A rapid review of England's National Health Service maternity care services found that providers are not set up to deliver consistently safe or compassionate care [1].
The findings highlight deep systemic failures within the healthcare system. The report suggests that the current structure of maternity services fails to protect patients and allows discrimination to persist, which may lead to poorer health outcomes for marginalized groups.
Baroness Valerie Amos led the review, which was commissioned to examine systemic failures and racism within the service [1]. The report identified unacceptable levels of racism and discrimination in how maternity care is delivered across the country [1].
According to the review, the services lack the necessary framework to ensure high-quality care for all patients [2]. This failure is not isolated to a few clinics but is described as a systemic issue affecting the broader NHS maternity infrastructure [3].
The review emphasizes that the presence of discrimination creates an environment where patient safety is compromised [1]. Because the system is not designed for consistent quality, the report calls for urgent reforms to dismantle these barriers, and ensure equitable treatment for all mothers [2].

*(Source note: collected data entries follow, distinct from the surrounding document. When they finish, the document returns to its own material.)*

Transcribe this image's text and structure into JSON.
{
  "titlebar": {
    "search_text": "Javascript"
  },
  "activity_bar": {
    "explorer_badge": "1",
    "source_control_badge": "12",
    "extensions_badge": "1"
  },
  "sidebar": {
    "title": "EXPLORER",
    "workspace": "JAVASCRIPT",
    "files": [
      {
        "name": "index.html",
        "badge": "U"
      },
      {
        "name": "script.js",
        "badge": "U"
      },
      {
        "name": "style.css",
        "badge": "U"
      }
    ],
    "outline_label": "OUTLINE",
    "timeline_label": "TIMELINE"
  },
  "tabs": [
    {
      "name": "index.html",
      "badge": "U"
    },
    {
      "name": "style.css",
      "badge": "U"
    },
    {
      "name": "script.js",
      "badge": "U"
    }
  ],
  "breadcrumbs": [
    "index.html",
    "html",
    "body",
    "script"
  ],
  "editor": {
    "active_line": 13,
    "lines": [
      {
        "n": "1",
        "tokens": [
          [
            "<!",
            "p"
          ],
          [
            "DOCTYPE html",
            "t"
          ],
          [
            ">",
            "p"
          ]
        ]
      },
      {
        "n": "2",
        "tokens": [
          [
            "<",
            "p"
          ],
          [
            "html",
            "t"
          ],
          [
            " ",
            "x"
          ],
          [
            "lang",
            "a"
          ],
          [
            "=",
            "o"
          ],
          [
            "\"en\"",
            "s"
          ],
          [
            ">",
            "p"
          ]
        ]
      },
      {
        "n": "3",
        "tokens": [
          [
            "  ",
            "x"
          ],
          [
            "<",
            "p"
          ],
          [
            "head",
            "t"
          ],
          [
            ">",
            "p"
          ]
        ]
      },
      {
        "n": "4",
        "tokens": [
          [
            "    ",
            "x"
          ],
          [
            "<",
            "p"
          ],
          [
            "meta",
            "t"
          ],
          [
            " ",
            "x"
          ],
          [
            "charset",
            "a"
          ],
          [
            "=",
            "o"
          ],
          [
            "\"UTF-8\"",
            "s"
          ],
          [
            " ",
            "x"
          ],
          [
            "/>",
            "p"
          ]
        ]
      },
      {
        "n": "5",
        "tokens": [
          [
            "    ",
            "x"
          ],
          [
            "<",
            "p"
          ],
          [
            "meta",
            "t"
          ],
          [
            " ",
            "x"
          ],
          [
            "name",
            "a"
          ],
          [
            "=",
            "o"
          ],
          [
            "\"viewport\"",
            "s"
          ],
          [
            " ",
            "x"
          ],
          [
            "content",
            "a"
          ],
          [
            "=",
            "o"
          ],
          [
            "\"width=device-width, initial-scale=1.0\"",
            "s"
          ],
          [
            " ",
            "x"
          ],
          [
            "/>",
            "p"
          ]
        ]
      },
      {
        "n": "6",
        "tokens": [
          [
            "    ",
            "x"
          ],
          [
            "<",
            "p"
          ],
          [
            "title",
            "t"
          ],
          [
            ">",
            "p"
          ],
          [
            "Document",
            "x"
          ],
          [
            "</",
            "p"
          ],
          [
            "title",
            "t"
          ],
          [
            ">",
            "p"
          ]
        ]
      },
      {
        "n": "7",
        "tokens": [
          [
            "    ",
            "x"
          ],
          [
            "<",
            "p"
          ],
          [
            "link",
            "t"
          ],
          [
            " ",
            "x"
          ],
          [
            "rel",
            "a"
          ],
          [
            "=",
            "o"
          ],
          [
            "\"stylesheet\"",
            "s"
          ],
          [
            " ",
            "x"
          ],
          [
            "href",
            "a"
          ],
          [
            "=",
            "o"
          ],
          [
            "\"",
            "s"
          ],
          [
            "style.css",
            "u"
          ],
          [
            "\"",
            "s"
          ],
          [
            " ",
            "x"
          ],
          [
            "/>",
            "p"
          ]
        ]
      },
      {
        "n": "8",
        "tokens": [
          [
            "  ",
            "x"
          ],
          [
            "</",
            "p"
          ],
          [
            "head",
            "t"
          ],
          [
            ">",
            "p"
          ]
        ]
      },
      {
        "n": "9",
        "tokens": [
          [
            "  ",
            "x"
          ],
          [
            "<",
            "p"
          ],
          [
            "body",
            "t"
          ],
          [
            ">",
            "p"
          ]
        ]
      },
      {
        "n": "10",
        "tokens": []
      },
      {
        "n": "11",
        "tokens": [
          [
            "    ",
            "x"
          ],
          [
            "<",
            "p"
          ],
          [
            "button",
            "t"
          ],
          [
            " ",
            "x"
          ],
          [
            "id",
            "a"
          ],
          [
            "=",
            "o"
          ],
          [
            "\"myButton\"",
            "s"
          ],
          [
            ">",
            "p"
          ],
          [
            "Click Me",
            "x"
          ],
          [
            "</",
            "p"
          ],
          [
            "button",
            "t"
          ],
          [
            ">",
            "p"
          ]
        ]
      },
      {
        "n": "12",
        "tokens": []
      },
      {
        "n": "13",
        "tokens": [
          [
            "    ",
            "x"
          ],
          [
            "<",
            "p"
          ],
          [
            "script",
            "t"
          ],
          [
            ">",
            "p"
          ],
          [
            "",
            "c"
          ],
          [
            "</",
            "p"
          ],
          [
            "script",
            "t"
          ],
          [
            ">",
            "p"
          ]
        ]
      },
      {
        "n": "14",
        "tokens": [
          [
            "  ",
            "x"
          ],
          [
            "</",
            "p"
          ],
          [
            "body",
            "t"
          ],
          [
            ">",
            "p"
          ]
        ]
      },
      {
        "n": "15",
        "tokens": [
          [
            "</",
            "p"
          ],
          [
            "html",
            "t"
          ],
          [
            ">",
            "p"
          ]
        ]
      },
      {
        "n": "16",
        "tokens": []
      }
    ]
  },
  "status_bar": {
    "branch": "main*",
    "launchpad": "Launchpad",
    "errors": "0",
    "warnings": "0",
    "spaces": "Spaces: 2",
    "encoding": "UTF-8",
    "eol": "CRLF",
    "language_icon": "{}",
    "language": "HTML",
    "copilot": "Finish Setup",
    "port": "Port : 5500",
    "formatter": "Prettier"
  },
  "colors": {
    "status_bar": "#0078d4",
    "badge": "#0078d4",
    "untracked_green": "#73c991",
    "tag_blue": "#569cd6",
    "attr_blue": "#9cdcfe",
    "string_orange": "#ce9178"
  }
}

Amos said that the current state of affairs cannot continue [2]. The report serves as a call for immediate structural changes to ensure that racism is removed from the clinical environment and that safety standards are applied universally [3].
“NHS maternity care services are not set up to deliver consistently safe, high‑quality and compassionate care”
The Amos review signals a shift from viewing maternity failures as isolated clinical errors to recognizing them as systemic human rights and safety issues. By explicitly linking racism to a lack of patient safety, the report pressures the UK government to move beyond policy tweaks toward a fundamental restructuring of how maternity care is governed and monitored in England.